O movimento popular, que mobilizou anseios e esperanças dos incansáveis brasileiros nas “Diretas Já”, em defesa da Proposta de Emenda Constitucional (PEC) no. 5 de 2 de março de 1983, Dante de Oliveira, infelizmente, não foi aprovada no Congresso Nacional. Frustrando o sonho de muitos bravos cidadãos conscientes, de novamente, exercerem o nobre direito de votarem para presidente. O que só aconteceria na eleição presidencial de 1989, direito novamente assegurado com a promulgação da Constituição Cidadã de 1988 e o sufrágio universal. O voto livre, secreto e estendido a todos maiores de 16 anos, entretanto, obrigatório.
A obrigatoriedade do voto, além do paradoxo com a democracia, fomenta os piores eleitores e candidatos que existem, parvos e pessimistas. São perigosos e prejudiciais ao processo democrático. Se é um direito votar, deveria ser também o de não votar, democracia é isso. Esta imposição jurídica e eleitoral, fabrica eleitores apáticos, letárgicos, encabrestados pela indigência política e intelectual, que votam pela obrigação legal – se não, de alguma forma, serão punidos pelo Estado democrático e de direito – e não, pela consciência crítica e política. Contribuindo para a eleição de candidatos cada vez piores, porque quando se opta por não votar, mesmo sendo um direito, escancara-se as porteiras, para qualquer um chegar ao poder e governar em nome de todos!
Entendo que quanto pior for o nível social e intelectual dos eleitores, piores também, será o nível dos representantes, como infelizmente tem sido recorrente.

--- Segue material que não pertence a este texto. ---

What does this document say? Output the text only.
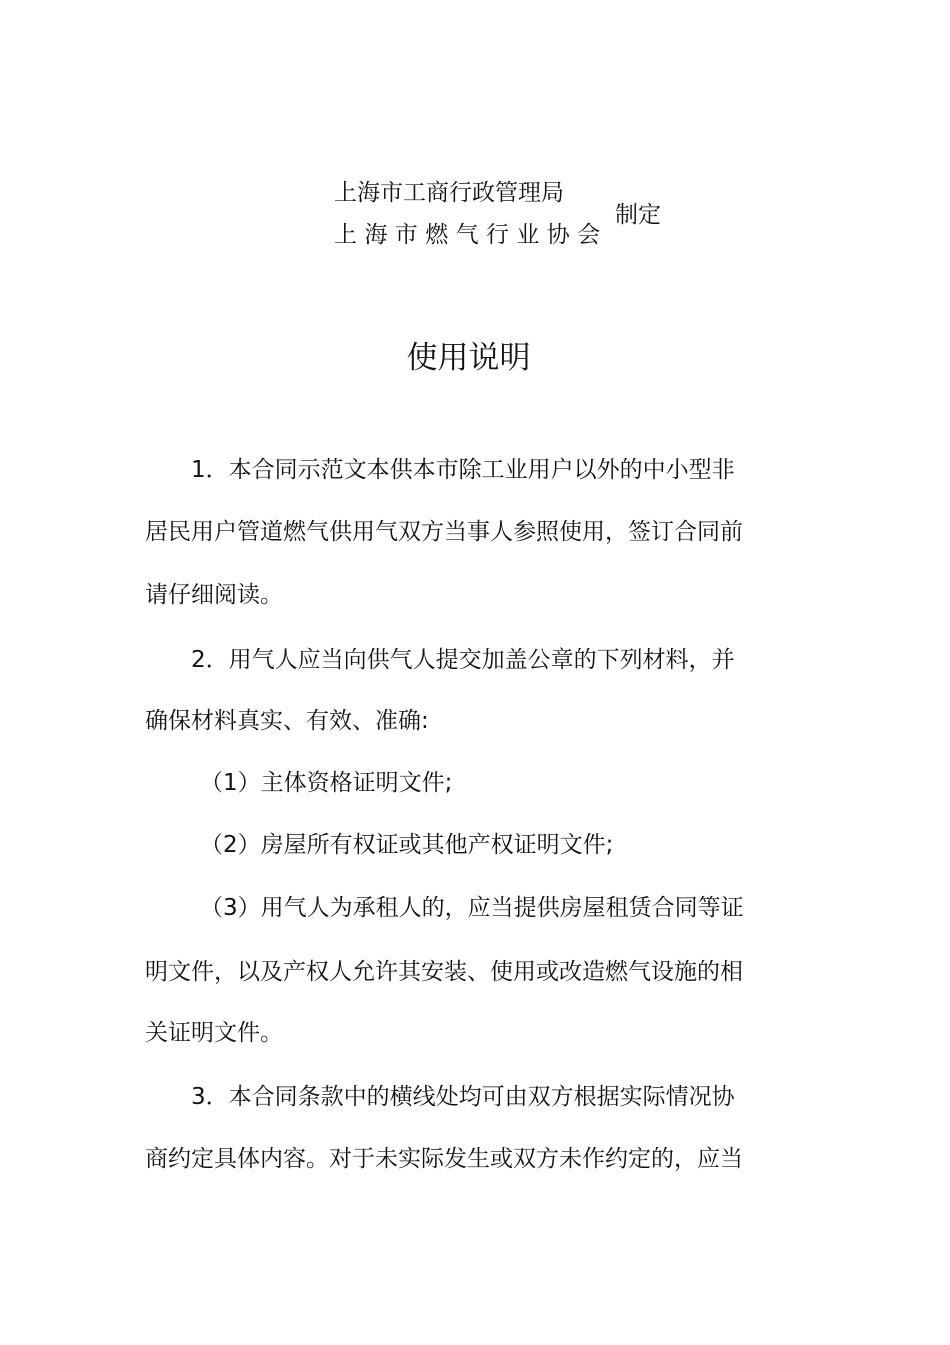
上海市工商行政管理局
上海市燃气行业协会
制定
使用说明
1．本合同示范文本供本市除工业用户以外的中小型非
居民用户管道燃气供用气双方当事人参照使用，签订合同前
请仔细阅读。
2．用气人应当向供气人提交加盖公章的下列材料，并
确保材料真实、有效、准确:
（1）主体资格证明文件;
（2）房屋所有权证或其他产权证明文件;
（3）用气人为承租人的，应当提供房屋租赁合同等证
明文件，以及产权人允许其安装、使用或改造燃气设施的相
关证明文件。
3．本合同条款中的横线处均可由双方根据实际情况协
商约定具体内容。对于未实际发生或双方未作约定的，应当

Portanto, democracia não é transformar corruptos em políticos, nem parvoíce em poder, acredito que isto tenha outro nome.
Como cidadãos e eleitores conscientes, temos o dever moral, o direito constitucional de termos acesso irrestrito as contas públicas, bem como, acompanhar o trabalho de nossos representantes, em todas as esferas e níveis. Dados oficiais comprovam os vultosos gastos públicos com Publicidade e Propaganda e o quanto é possível unir o “útil ao agradável”. Os únicos funcionários – os governantes – que ganham e muitíssimo bem para administrarem e ainda precisam fazer propaganda do que fazem. Como se não fizessem mais que a obrigação. Será por quê? “Uma mentira contada mil vezes, torna-se uma verdade”, Goebbels e para alguns eleitores que só votam porque é obrigatório, isso é um perigo! Voto é consciência e não castigo.
Se o povo tem o governo que merece, o cenário político brasileiro é em parte, reflexo de seu povo e eleitores. O historiador Leandro Karnal, afirma que não existe governo ético em um país de pessoas desonestas ou vice-versa. Quanto maior for a permanência de certos indivíduos de moral e conduta duvidosa no poder, maiores serão os tombos e os rombos, as “cachoeiras” de escândalos lesivos a nação, os “Al Capones” infiltrados e tramando contra a democracia, os desvios, os desmandos de eternos coronéis e seus currais eleitorais. Que as próximas eleições, tragam-nos algo em que possamos confiar, convictos no poder transformador do voto, de mudanças, renovações e as transformações que os massacrados trabalhadores deste país merecem. A insistente sociedade brasileira, está como Tereza Batista em Jorge Amado, ”cansada de guerra”!
O fim do voto obrigatório, emergirá um perfil de eleitor diferenciado. Politizado, consciente e otimista. Quanto mais esclarecido o eleitor, melhor será o nível dos candidatos. A obrigatoriedade do voto, juntamente com aqueles que preferem abrirem mão do direito, por também ser um direito constitucional que o assegure, é que acabam por darem carta branca a qualquer patife, cretino e inimigo do povo. Talvez boa parte destes adeptos, diante do colapso nacional e a catarse intelectual de alguns, aos zurros, nas redes sociais e nas ruas, clamam um déjà vu – ditadura militar – em uma explícita amnésia histórica!